ベーチェット病に対するレミケード®治療なら「特定疾患」とされ、自己負担は軽減されますが、眼科の抗VEGF治療の対象疾患には特定疾患がないため、経済的理由により治療をあきらめる場合も時にあります。

抗VEGF治療の適応疾患
①加齢黄斑変性(AMD; age-related macular degeneration)

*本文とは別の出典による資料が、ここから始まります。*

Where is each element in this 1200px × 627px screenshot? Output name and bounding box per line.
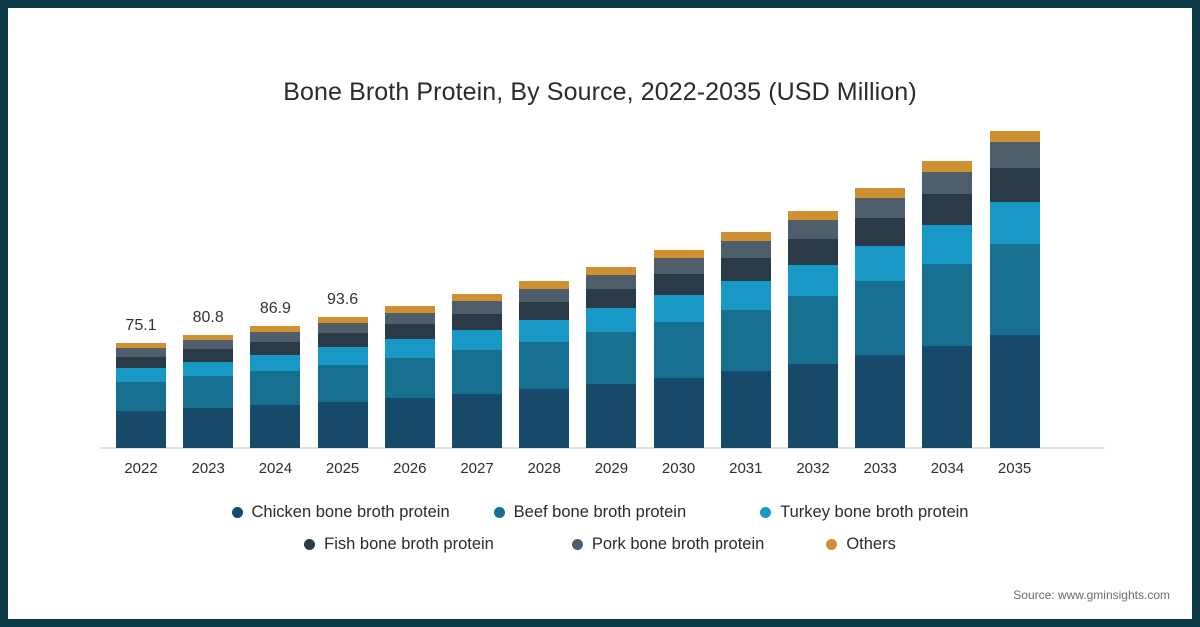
- bar-segment[interactable]: [385, 313, 435, 324]
- bar-segment[interactable]: [318, 333, 368, 347]
- bar-segment[interactable]: [586, 289, 636, 308]
- bar-segment[interactable]: [922, 161, 972, 171]
- bar-segment[interactable]: [452, 330, 502, 350]
- stacked-bar[interactable]: [183, 335, 233, 448]
- legend-swatch-icon: [304, 539, 315, 550]
- stacked-bar[interactable]: [116, 343, 166, 448]
- stacked-bar[interactable]: [452, 294, 502, 448]
- legend-label: Pork bone broth protein: [592, 535, 764, 554]
- bar-segment[interactable]: [654, 250, 704, 258]
- bar-segment[interactable]: [183, 362, 233, 377]
- bar-segment[interactable]: [183, 376, 233, 408]
- legend-item[interactable]: Pork bone broth protein: [572, 535, 764, 554]
- stacked-bar[interactable]: [586, 267, 636, 448]
- stacked-bar[interactable]: [721, 232, 771, 448]
- legend-row: Fish bone broth proteinPork bone broth p…: [8, 528, 1192, 560]
- bar-segment[interactable]: [586, 275, 636, 289]
- frame-border-left: [0, 0, 8, 627]
- bar-segment[interactable]: [385, 398, 435, 448]
- bar-segment[interactable]: [990, 142, 1040, 167]
- legend-label: Fish bone broth protein: [324, 535, 494, 554]
- bar-segment[interactable]: [855, 198, 905, 219]
- bar-segment[interactable]: [250, 342, 300, 355]
- bar-segment[interactable]: [318, 323, 368, 333]
- bar-segment[interactable]: [855, 281, 905, 355]
- bar-segment[interactable]: [519, 289, 569, 302]
- bar-segment[interactable]: [654, 295, 704, 321]
- stacked-bar[interactable]: [654, 250, 704, 448]
- legend-swatch-icon: [232, 507, 243, 518]
- bar-segment[interactable]: [250, 332, 300, 342]
- legend-item[interactable]: Others: [826, 535, 896, 554]
- bar-segment[interactable]: [318, 365, 368, 402]
- bar-segment[interactable]: [721, 258, 771, 281]
- bar-segment[interactable]: [855, 188, 905, 198]
- bar-segment[interactable]: [586, 308, 636, 332]
- bar-segment[interactable]: [788, 364, 838, 448]
- bar-segment[interactable]: [990, 335, 1040, 448]
- bar-value-label: 93.6: [303, 291, 383, 309]
- frame-border-right: [1192, 0, 1200, 627]
- bar-segment[interactable]: [250, 371, 300, 405]
- bar-segment[interactable]: [654, 378, 704, 448]
- bar-segment[interactable]: [721, 310, 771, 372]
- stacked-bar[interactable]: [922, 161, 972, 448]
- bar-segment[interactable]: [183, 408, 233, 448]
- legend-label: Turkey bone broth protein: [780, 503, 968, 522]
- stacked-bar[interactable]: [318, 317, 368, 448]
- bar-segment[interactable]: [318, 347, 368, 364]
- bar-segment[interactable]: [721, 241, 771, 258]
- bar-segment[interactable]: [116, 411, 166, 448]
- bar-segment[interactable]: [519, 302, 569, 320]
- chart-image: Bone Broth Protein, By Source, 2022-2035…: [0, 0, 1200, 627]
- bar-segment[interactable]: [788, 239, 838, 264]
- stacked-bar[interactable]: [519, 281, 569, 448]
- bar-segment[interactable]: [385, 339, 435, 358]
- stacked-bar[interactable]: [855, 188, 905, 448]
- chart-legend: Chicken bone broth proteinBeef bone brot…: [8, 496, 1192, 560]
- legend-item[interactable]: Chicken bone broth protein: [232, 503, 450, 522]
- bar-segment[interactable]: [922, 172, 972, 195]
- bar-segment[interactable]: [654, 274, 704, 295]
- bar-segment[interactable]: [586, 267, 636, 275]
- legend-item[interactable]: Beef bone broth protein: [494, 503, 686, 522]
- bar-segment[interactable]: [654, 258, 704, 274]
- bar-segment[interactable]: [519, 342, 569, 389]
- stacked-bar[interactable]: [990, 131, 1040, 448]
- bar-segment[interactable]: [250, 355, 300, 371]
- bar-segment[interactable]: [519, 281, 569, 288]
- bar-segment[interactable]: [116, 357, 166, 368]
- bar-segment[interactable]: [452, 294, 502, 301]
- bar-segment[interactable]: [183, 349, 233, 361]
- legend-swatch-icon: [494, 507, 505, 518]
- bar-segment[interactable]: [990, 131, 1040, 142]
- bar-segment[interactable]: [385, 324, 435, 339]
- bar-segment[interactable]: [990, 168, 1040, 202]
- bar-segment[interactable]: [519, 320, 569, 342]
- legend-item[interactable]: Fish bone broth protein: [304, 535, 494, 554]
- bar-segment[interactable]: [922, 225, 972, 263]
- bar-segment[interactable]: [922, 264, 972, 346]
- legend-row: Chicken bone broth proteinBeef bone brot…: [8, 496, 1192, 528]
- bar-segment[interactable]: [855, 218, 905, 246]
- bar-segment[interactable]: [385, 306, 435, 313]
- bar-segment[interactable]: [721, 281, 771, 310]
- frame-border-bottom: [0, 619, 1200, 627]
- bar-segment[interactable]: [250, 405, 300, 448]
- legend-swatch-icon: [572, 539, 583, 550]
- page-title: Bone Broth Protein, By Source, 2022-2035…: [8, 78, 1192, 107]
- bar-segment[interactable]: [654, 322, 704, 378]
- bar-segment[interactable]: [586, 384, 636, 448]
- bar-segment[interactable]: [318, 402, 368, 448]
- bar-segment[interactable]: [586, 332, 636, 384]
- stacked-bar[interactable]: [788, 211, 838, 448]
- bar-segment[interactable]: [116, 348, 166, 356]
- plot-area: 75.180.886.993.6: [100, 118, 1100, 448]
- source-attribution: Source: www.gminsights.com: [1013, 588, 1170, 602]
- legend-item[interactable]: Turkey bone broth protein: [760, 503, 968, 522]
- bar-segment[interactable]: [788, 265, 838, 297]
- bar-segment[interactable]: [116, 368, 166, 382]
- bar-segment[interactable]: [855, 355, 905, 448]
- bar-segment[interactable]: [788, 211, 838, 220]
- bar-segment[interactable]: [990, 202, 1040, 245]
- legend-swatch-icon: [760, 507, 771, 518]
- bar-segment[interactable]: [788, 296, 838, 364]
- bar-segment[interactable]: [721, 232, 771, 241]
- legend-label: Others: [846, 535, 896, 554]
- bar-segment[interactable]: [922, 194, 972, 225]
- bar-segment[interactable]: [855, 246, 905, 281]
- legend-label: Chicken bone broth protein: [252, 503, 450, 522]
- bar-segment[interactable]: [385, 358, 435, 398]
- bar-segment[interactable]: [183, 340, 233, 349]
- bar-segment[interactable]: [452, 394, 502, 448]
- bar-segment[interactable]: [788, 220, 838, 239]
- bar-segment[interactable]: [922, 346, 972, 448]
- bar-segment[interactable]: [452, 301, 502, 313]
- bar-segment[interactable]: [519, 389, 569, 448]
- bar-segment[interactable]: [721, 371, 771, 448]
- stacked-bar[interactable]: [250, 326, 300, 448]
- frame-border-top: [0, 0, 1200, 8]
- bar-segment[interactable]: [990, 244, 1040, 335]
- x-axis-tick-2035: 2035: [975, 460, 1055, 477]
- legend-swatch-icon: [826, 539, 837, 550]
- bar-segment[interactable]: [452, 350, 502, 394]
- bar-segment[interactable]: [116, 382, 166, 411]
- bar-segment[interactable]: [452, 314, 502, 330]
- legend-label: Beef bone broth protein: [514, 503, 686, 522]
- stacked-bar[interactable]: [385, 306, 435, 448]
- chart-canvas: Bone Broth Protein, By Source, 2022-2035…: [8, 8, 1192, 619]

近年、急激に増加している疾患で、本邦における中途失明原因の第4位になっています。50歳以上の1.3%(80人に1人)の発症率とされています(Yasuda M. Ophthalmology 116:2135-2140, 2009)。「萎縮型」と「滲出型」があり、殆どが「滲出型」です。「滲出型加齢黄斑変性」では 加齢による酸化ストレス、局所炎症、酸素不足等により、物を見る視細胞(錐体細胞)が非常に多く集まっている「黄斑部」の網膜下に脈絡膜由来の「新生血管」が発生します。この新生血管は弱く、黄斑部網膜に出血や浮腫(むくみ)を引き起こし、光をとらえる視細胞の働きを傷害します。この新生血管発生に局所で産生されるVEGFが関与しています。また、VEGFは血管透過性を亢進させる作用もあり、浮腫も生じさせます。視細胞を含めた網膜は神経細胞であるため、ある程度の障害を受けると回復しません。そのため、早期治療が必要となります。

<症状>
「ものがゆがんでみえる」(=変視症、歪視(わいし))、「まん中がぼやけてみえる」(=中心暗点)が代表的です。最初は片眼性でも、数年内には両眼性になることが多い疾患です。
<病型>
日本では半分弱が1) 典型的(狭義)加齢黄斑変性、ほぼ同数で2) ポリープ状脈絡膜血管症、3) 5%程度が網膜内血管腫状増殖です。病型により、予後や治療方法が若干異なります。

②網膜静脈閉塞症に伴う黄斑浮腫

網膜を栄養した血管が視神経乳頭に戻っていく網膜静脈が網膜動脈の局所的動脈硬化により閉塞した状態です。閉塞した際に、血液が戻れないため、網膜内に出血、網膜浮腫、黄斑部の漿液性網膜剥離が生じます。閉塞静脈のかん流領域への血液供給は減り、側復路で血液は流出するので、新しい出血がなければ半年ほどで赤い出血は吸収されます。しかし、出血(赤血球内の鉄等)による網膜障害に加え、黄斑浮腫により視力低下となります。酸素不足の網膜から産生されたVEGFが網膜浮腫を増悪させています。
網膜静脈閉塞症は40歳以上で2.1%(2%と殆どが網膜静脈分枝閉塞症、0.2%が網膜中心静脈閉塞症)の有病率で、頻度の高い疾患です(Yasuda M. Invest Ophthalmol Vis Sci 51:3205-3209,2010)。

<症状>
視力低下、視野異常(網膜静脈分枝閉塞症では下半分がみえない等)、変視症があります。

③糖尿病網膜症に伴う黄斑浮腫
糖尿病網膜症は糖尿病患者の約15%に発症し、日本では約140万人が糖尿病網膜症にかかっていると推定されます。糖尿病網膜症は成人の失明原因の第2位(1位は緑内障)ですが、50-60代の失明原因の第1位です。次の3段階で進行していきます。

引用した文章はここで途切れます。